Description of the Moderate Service Level
The Moderate Service Level consists of a structured supportive setting, preferably in a family, in which most activities are designed to improve the child’s functioning including:
- More than routine guidance and supervision to ensure the child’s safety and sense of security;
- Affection, reassurance, and involvement in structured activities appropriate to the child’s age and development to promote the child’s well-being;
- Contact, in a manner that is deemed in the best interest of the child, with family members and other persons significant to the child to maintain a sense of identity and culture; and
- Access to therapeutic, habilitative, and medical intervention and guidance from professionals or paraprofessionals to help the child attain or maintain functioning appropriate to the child’s age and development.
- In addition to the description in subsection (a) of this section, a child with primary medical or habilitative needs may require intermittent interventions from a skilled caregiver who has demonstrated competence.
Characteristics of a child who needs Moderate Services
A child needing moderate services has problems in one or more areas of functioning. The children needing moderate services may include:
- A child whose characteristics include one or more of the following:
- Frequent non-violent, anti-social acts;
- Occasional physical aggression;
- Minor self-injurious actions; and
- Difficulties that present a moderate risk of harm to self or others.
- A child who abuses alcohol, drugs, or other conscious-altering substances whose characteristics include one or more of the following:
- Substance abuse to the extent or frequency that the child is at-risk of substantial problems; and
- A historical diagnosis of substance abuse or dependency with a need for regular community support through groups or similar interventions.

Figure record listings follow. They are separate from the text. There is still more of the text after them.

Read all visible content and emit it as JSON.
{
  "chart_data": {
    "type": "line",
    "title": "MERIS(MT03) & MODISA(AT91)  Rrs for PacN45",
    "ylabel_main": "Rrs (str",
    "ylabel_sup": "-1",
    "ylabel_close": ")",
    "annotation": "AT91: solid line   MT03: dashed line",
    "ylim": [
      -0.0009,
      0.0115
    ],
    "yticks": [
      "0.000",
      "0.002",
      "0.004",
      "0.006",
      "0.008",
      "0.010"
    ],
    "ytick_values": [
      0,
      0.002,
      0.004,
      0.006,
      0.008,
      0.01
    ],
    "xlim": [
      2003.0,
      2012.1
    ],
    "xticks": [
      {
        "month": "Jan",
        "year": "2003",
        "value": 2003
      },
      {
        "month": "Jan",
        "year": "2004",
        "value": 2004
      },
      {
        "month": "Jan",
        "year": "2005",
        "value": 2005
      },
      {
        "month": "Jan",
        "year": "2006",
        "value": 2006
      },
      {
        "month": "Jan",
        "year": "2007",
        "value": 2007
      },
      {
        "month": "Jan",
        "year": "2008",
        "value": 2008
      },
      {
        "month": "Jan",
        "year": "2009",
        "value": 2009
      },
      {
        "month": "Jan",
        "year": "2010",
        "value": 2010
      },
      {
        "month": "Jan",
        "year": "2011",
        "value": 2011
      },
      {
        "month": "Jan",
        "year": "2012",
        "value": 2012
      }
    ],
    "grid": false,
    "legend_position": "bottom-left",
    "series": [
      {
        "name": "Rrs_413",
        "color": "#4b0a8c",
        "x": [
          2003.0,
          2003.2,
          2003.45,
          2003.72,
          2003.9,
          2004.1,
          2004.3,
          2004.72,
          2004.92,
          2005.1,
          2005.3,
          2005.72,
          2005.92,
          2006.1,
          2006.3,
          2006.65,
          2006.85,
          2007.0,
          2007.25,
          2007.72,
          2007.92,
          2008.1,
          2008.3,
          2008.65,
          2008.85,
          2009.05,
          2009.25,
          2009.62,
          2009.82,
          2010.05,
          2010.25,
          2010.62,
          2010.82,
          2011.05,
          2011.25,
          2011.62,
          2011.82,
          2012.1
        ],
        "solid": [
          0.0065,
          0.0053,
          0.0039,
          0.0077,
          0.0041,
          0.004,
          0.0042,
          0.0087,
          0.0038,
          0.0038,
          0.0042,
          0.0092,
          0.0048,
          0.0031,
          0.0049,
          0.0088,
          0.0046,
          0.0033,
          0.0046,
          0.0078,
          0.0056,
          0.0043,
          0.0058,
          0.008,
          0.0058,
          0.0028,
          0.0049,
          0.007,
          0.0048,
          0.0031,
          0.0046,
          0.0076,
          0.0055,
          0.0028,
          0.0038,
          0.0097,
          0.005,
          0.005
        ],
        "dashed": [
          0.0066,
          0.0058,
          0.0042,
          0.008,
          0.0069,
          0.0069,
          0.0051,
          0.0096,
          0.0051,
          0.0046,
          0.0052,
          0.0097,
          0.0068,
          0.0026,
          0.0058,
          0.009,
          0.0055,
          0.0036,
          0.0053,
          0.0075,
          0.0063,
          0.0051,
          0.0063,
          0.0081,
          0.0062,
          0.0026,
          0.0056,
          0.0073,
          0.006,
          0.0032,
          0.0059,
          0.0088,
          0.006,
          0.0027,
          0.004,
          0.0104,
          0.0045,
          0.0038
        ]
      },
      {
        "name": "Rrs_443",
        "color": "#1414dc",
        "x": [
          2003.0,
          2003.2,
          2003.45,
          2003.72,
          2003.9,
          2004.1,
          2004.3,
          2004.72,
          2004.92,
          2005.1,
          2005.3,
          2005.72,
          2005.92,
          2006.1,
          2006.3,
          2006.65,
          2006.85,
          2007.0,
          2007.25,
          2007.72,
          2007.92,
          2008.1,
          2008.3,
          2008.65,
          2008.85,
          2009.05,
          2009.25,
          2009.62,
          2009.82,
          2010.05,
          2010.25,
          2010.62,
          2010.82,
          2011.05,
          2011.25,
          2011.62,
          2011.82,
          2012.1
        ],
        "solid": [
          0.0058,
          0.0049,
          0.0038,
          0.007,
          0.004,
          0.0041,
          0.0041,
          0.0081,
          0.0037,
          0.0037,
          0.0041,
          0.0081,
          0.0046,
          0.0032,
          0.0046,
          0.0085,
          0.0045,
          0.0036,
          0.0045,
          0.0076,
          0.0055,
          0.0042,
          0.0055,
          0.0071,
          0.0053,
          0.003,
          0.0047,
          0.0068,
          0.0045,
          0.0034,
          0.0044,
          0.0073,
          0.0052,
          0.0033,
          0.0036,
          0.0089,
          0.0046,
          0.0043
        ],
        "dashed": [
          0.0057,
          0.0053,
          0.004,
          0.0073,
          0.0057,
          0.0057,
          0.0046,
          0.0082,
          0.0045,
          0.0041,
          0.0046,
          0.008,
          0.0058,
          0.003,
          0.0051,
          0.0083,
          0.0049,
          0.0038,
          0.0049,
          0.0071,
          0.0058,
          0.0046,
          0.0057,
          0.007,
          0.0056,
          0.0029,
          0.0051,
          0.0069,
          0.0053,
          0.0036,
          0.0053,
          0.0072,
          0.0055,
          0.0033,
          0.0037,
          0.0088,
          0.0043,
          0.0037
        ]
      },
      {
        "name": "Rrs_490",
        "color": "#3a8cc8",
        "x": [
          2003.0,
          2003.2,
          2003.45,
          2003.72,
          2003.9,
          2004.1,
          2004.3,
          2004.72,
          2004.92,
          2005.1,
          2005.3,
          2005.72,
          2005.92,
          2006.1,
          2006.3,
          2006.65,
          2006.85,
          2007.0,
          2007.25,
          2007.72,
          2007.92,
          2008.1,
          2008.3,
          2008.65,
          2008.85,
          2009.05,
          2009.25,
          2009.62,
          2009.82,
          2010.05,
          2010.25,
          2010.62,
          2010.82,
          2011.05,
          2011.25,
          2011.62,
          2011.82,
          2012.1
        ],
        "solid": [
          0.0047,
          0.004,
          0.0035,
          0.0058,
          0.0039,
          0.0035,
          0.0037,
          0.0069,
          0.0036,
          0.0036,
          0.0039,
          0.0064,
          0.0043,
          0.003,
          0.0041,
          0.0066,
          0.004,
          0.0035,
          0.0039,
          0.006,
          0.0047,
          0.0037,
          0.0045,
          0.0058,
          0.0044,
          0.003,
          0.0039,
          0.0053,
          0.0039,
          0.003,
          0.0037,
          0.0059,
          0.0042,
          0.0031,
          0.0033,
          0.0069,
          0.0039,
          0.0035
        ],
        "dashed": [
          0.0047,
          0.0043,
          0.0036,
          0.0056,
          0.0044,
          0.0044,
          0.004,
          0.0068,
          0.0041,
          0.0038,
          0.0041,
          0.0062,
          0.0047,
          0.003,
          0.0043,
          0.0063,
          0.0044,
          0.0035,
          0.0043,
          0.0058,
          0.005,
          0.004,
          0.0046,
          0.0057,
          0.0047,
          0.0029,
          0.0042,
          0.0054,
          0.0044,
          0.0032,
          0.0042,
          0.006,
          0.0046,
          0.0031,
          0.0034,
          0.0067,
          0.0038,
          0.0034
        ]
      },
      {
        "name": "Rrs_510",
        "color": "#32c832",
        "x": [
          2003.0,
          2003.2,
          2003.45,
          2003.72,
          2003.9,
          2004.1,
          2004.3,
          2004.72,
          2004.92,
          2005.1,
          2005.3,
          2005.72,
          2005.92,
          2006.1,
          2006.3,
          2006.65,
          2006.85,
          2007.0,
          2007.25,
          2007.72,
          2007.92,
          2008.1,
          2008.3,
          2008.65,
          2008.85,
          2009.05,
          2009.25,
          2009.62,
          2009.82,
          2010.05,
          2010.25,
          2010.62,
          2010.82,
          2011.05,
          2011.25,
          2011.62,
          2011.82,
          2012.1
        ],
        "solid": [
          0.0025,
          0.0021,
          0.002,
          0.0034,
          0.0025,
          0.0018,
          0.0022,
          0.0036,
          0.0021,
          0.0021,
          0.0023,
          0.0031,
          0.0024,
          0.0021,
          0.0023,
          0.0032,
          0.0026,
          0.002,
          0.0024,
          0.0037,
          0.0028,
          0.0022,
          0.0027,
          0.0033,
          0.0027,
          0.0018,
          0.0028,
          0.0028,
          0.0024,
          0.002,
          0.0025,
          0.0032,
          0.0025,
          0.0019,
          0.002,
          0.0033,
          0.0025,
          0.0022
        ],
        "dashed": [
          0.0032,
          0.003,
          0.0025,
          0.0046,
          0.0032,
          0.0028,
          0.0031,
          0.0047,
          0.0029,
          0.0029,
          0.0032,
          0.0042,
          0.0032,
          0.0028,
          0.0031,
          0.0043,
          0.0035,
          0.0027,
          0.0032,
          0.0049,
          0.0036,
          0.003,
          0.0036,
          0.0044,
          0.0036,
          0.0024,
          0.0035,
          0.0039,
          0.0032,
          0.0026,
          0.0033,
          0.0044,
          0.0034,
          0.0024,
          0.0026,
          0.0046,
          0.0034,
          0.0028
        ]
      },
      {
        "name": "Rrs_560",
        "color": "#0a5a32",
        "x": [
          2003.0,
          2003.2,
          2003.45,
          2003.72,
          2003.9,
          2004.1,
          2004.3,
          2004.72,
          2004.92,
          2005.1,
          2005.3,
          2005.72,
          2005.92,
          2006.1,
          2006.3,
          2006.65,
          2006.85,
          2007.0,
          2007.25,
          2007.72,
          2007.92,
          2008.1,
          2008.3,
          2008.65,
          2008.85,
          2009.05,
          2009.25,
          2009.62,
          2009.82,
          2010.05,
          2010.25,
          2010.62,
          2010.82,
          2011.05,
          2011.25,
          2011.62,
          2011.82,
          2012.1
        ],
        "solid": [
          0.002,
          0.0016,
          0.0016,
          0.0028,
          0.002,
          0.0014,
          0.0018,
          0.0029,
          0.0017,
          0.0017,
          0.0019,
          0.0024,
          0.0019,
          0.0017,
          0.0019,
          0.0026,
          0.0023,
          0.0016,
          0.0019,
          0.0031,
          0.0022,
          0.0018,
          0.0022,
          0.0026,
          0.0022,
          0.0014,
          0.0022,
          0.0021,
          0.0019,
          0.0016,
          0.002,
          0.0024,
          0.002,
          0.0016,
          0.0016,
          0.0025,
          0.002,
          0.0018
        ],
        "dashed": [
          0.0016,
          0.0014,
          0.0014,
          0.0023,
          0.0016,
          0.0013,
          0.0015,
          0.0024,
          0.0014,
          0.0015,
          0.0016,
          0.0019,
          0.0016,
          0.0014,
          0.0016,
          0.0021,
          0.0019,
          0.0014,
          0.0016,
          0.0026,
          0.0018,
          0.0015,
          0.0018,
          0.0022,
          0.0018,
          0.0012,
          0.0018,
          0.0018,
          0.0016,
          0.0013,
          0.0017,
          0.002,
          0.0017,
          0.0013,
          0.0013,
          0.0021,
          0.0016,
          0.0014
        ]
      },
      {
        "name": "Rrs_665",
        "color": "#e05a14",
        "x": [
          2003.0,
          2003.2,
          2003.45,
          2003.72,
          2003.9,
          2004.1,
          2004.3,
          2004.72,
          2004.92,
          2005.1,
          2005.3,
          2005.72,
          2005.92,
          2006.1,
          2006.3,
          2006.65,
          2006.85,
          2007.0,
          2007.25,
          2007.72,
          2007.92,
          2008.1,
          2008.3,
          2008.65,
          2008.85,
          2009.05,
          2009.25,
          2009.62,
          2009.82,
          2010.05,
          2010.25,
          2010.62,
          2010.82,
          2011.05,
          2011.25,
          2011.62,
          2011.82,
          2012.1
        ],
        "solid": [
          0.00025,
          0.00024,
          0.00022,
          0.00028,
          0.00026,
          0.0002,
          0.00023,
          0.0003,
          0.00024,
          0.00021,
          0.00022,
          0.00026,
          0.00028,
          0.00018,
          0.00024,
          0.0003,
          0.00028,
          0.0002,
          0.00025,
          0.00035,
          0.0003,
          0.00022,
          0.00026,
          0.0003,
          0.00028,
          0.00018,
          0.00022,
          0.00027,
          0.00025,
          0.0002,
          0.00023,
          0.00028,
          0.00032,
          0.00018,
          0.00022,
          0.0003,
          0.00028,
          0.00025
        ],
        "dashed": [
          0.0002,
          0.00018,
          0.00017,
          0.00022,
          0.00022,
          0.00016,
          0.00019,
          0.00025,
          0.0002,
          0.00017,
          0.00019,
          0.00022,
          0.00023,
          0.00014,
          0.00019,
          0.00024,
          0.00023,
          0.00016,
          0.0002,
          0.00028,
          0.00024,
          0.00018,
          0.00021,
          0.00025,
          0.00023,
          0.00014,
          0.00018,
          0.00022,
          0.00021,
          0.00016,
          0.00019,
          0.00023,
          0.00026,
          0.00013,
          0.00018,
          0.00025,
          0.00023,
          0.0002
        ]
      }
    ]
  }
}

- A child with developmental delays or mental retardation whose characteristics include:
- Moderate to substantial difficulties with conceptual, social, and practical adaptive skills to include daily living and self-care; and
- Moderate impairment in communication, cognition, or expressions of affect.
- A child with primary medical or habilitative needs, whose characteristics include one or more of the following:
- Occasional exacerbations or intermittent interventions in relation to the diagnosed medical condition;
- Limited daily living and self-care skills;
- Ambulatory with assistance; and
- Daily access to on-call, skilled caregivers with demonstrated competence.